Pakistan’s own pre and post-independence Progressive Writers Movement with its presence of towering literary figures like Faiz, Manto and Qasmi et al., lived through a similar checkered history before eventually spluttering out due to a number of internal and external tensions.  In Turkey, during the mid-50’s the İkinci Yeni (The Second New) movement, resonated with the voices of Melih Cevdet Anday, Orhan Veli and Oktay Rifat, to be later joined by Cemal Sureya and Atilla Ilhan. In exile, as in prison, these poets brought to their poetry, a uniquely polyphonic, polysemic, imagist style; even as more poets too numerous to name here, continued to experiment with syllabic and folk poetry; e.g. Attilâ İlhan6 synthesised western poetry movements with local divan and folk literature as in: 

welcome turk … cloudy a bit dreamy perhaps

 all your hopes are raised at once 

you gave your name to this land

 and pledged your existence 

while others like Ahmed Arif, remolded traditional folk narratives, epics and elegies to create a singularly personal poetic voice: 

….how many spring times, 

Have I, through my longing for you, worn out fetters?

 Let me put bloodroses in your hairs, 

Once on this side, 

Then on that side… 

The popularity of such poetry can be judged by the fact that Arif’s sole anthology ‘Hasretinden Prangalar Eskittim’ (Fetters worn out by longing), and strongly reminiscent of Faiz’s own poetry while in jail, went into its thirty seventh edition in 1996! 

A cursory study of Turkish poetry written during the 70’s reveals an even closer parallel with Faiz, since the tone becomes more strongly nostalgic even as it becomes increasingly politicized. For instance, Veli’s poem on ‘I am listening to Istanbul with my eyes closed,’ could have been a poem about Faiz’s beloved city Lahore; while Sureya’s ‘Blue is not just a colour’, paints a sky and sea not just awash with colour but with universal hope. One of the creators of modern Turkish poetry in the 40’s,Veli’s poetry is distinguished by the ordinariness of its content, as he confesses to liking ‘puffed cheese pastries’; bringing to mind the dull routine of a Prufrock’s daily life with its cigarette butts and coffee spoons in Eliot’s masterful portrait of a man who wears his ‘trouser legs rolled.’7 Tempting as it is to proceed in the same vein, drawing similarities between poetic voices from cultures located at enormous distances and time from each other; one must stop short here, since such an inquiry merits research that this introductory note does not venture to undertake. 

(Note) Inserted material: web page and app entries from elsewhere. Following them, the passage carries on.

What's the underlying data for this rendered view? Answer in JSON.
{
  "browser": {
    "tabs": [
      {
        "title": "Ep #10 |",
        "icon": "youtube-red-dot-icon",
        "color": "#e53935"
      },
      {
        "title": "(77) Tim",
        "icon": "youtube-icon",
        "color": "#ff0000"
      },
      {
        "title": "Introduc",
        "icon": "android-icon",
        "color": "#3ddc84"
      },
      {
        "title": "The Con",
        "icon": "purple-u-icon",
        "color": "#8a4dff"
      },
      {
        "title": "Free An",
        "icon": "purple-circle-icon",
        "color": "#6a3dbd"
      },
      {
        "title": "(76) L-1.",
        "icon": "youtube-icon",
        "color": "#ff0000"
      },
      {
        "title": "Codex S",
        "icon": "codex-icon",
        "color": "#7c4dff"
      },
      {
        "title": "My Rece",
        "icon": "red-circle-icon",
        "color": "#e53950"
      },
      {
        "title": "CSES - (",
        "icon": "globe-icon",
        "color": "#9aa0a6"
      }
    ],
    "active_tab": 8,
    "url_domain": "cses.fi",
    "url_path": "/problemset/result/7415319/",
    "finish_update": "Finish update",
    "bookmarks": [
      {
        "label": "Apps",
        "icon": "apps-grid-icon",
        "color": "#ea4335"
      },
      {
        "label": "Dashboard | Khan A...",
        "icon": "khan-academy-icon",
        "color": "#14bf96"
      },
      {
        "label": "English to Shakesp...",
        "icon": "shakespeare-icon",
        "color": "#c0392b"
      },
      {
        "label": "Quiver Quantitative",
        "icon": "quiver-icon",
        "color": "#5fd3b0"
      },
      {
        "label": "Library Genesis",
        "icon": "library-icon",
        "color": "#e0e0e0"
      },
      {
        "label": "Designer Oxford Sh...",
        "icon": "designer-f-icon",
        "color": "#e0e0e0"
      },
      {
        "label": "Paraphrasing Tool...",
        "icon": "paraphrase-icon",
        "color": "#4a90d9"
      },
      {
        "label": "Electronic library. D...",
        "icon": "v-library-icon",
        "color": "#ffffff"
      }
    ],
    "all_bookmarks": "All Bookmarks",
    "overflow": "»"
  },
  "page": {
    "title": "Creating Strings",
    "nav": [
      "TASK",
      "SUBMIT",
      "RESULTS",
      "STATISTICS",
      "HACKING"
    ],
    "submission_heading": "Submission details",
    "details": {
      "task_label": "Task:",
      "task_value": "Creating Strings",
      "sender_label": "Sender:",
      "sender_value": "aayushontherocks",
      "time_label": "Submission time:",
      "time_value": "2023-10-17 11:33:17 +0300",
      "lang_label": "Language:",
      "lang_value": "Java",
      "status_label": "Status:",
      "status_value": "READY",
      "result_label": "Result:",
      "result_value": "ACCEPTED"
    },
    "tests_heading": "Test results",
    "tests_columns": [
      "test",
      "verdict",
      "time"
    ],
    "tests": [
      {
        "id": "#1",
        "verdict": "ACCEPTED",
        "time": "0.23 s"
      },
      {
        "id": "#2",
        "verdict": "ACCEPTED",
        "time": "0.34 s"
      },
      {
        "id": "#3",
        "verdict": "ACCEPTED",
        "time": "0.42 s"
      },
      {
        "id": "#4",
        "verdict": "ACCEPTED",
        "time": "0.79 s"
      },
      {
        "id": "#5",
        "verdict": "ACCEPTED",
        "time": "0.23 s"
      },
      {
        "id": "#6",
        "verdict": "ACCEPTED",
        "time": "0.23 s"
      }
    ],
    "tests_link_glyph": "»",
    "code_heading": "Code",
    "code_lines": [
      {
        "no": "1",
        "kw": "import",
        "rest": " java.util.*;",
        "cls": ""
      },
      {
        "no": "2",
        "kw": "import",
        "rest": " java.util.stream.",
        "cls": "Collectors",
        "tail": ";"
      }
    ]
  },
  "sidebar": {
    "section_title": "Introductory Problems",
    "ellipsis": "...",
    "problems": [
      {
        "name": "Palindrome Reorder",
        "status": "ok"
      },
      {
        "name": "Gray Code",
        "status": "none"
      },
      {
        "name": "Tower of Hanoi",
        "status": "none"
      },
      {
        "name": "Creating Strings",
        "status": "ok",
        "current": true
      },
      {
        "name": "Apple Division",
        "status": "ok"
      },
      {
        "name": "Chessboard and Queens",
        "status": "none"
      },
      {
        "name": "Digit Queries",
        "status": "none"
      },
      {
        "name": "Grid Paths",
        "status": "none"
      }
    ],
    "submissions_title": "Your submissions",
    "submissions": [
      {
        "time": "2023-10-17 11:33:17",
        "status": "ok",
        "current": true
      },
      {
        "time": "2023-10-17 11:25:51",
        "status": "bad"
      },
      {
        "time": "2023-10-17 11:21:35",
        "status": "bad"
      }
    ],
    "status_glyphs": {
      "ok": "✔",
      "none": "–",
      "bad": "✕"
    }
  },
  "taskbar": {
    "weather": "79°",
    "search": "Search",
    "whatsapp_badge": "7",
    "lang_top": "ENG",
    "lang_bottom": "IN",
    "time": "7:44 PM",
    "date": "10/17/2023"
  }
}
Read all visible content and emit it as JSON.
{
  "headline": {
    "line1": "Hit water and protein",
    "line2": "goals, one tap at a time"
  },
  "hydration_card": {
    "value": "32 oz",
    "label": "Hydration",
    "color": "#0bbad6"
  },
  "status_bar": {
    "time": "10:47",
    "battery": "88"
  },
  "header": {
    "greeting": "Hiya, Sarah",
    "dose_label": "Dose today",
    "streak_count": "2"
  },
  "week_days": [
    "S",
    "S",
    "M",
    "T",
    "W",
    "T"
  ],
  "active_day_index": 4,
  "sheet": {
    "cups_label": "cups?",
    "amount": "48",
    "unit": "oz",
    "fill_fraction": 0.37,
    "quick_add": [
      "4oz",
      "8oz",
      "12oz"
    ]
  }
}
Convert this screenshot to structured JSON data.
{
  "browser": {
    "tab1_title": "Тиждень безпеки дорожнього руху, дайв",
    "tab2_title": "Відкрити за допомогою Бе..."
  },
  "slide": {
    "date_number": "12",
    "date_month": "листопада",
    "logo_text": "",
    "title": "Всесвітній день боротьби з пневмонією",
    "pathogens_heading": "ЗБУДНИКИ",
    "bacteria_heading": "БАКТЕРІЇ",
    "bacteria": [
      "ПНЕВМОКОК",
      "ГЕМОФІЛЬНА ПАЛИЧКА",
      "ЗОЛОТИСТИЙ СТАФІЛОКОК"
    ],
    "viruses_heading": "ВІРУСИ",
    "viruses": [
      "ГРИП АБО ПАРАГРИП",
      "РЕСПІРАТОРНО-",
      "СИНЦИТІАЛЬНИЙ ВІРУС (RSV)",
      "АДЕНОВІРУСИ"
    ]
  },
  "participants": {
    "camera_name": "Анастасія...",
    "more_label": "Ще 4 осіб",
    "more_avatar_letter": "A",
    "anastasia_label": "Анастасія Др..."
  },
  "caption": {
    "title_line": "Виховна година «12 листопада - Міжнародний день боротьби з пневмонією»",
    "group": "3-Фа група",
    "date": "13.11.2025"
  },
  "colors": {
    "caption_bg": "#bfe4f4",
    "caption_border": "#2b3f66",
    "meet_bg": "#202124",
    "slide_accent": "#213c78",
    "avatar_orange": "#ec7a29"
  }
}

Excerpted with permission from Aslan’s Roar by Navid Shahzad.

About the Author

Navid Shahzad is an academic from Pakistan who has taught English Literature at the graduate level for a number of decades at Pakistan’s premier Punjab University. Paralleling her academic pursuits as Associate Professor; has been a hugely successful career as theater actor and director, TV actor, writer and poet. She pioneered the country’s first liberal arts university and worked as Dean School of Liberal Arts for a decade and set up Pakistan’s first Department of Theater, Film and TV. Presently, she works as the Academic Advisor to one of Pakistan’s largest school chains where she lectures on English Literature and Media Studies. 

She is a recipient of the President of Pakistan’s Pride of Performance Award for Literature and has been awarded Gold and Silver Medals by the Government of Pakistan for her contribution to Pakistan Television (PTV) ; in addition to which she has also been awarded the Fatima Jinnah Medal for Artistic Excellence by the Government of the Punjab.

Ms. Shahzad is Distinguished Professor of Performing Arts at the Beaconhouse National University which she helped establish in 2003 and regularly holds workshops on Aspects of Shakespearean Drama for young actors under the auspices of her company Theater Walley. Her latest venture has been a prominent role in a Pakistani film titled Punjab Nahin Jaon Gi (now available on You Tube). Along with regular columns to daily newspapers, Navid Shahzad has also had some poetry published. This is her first book.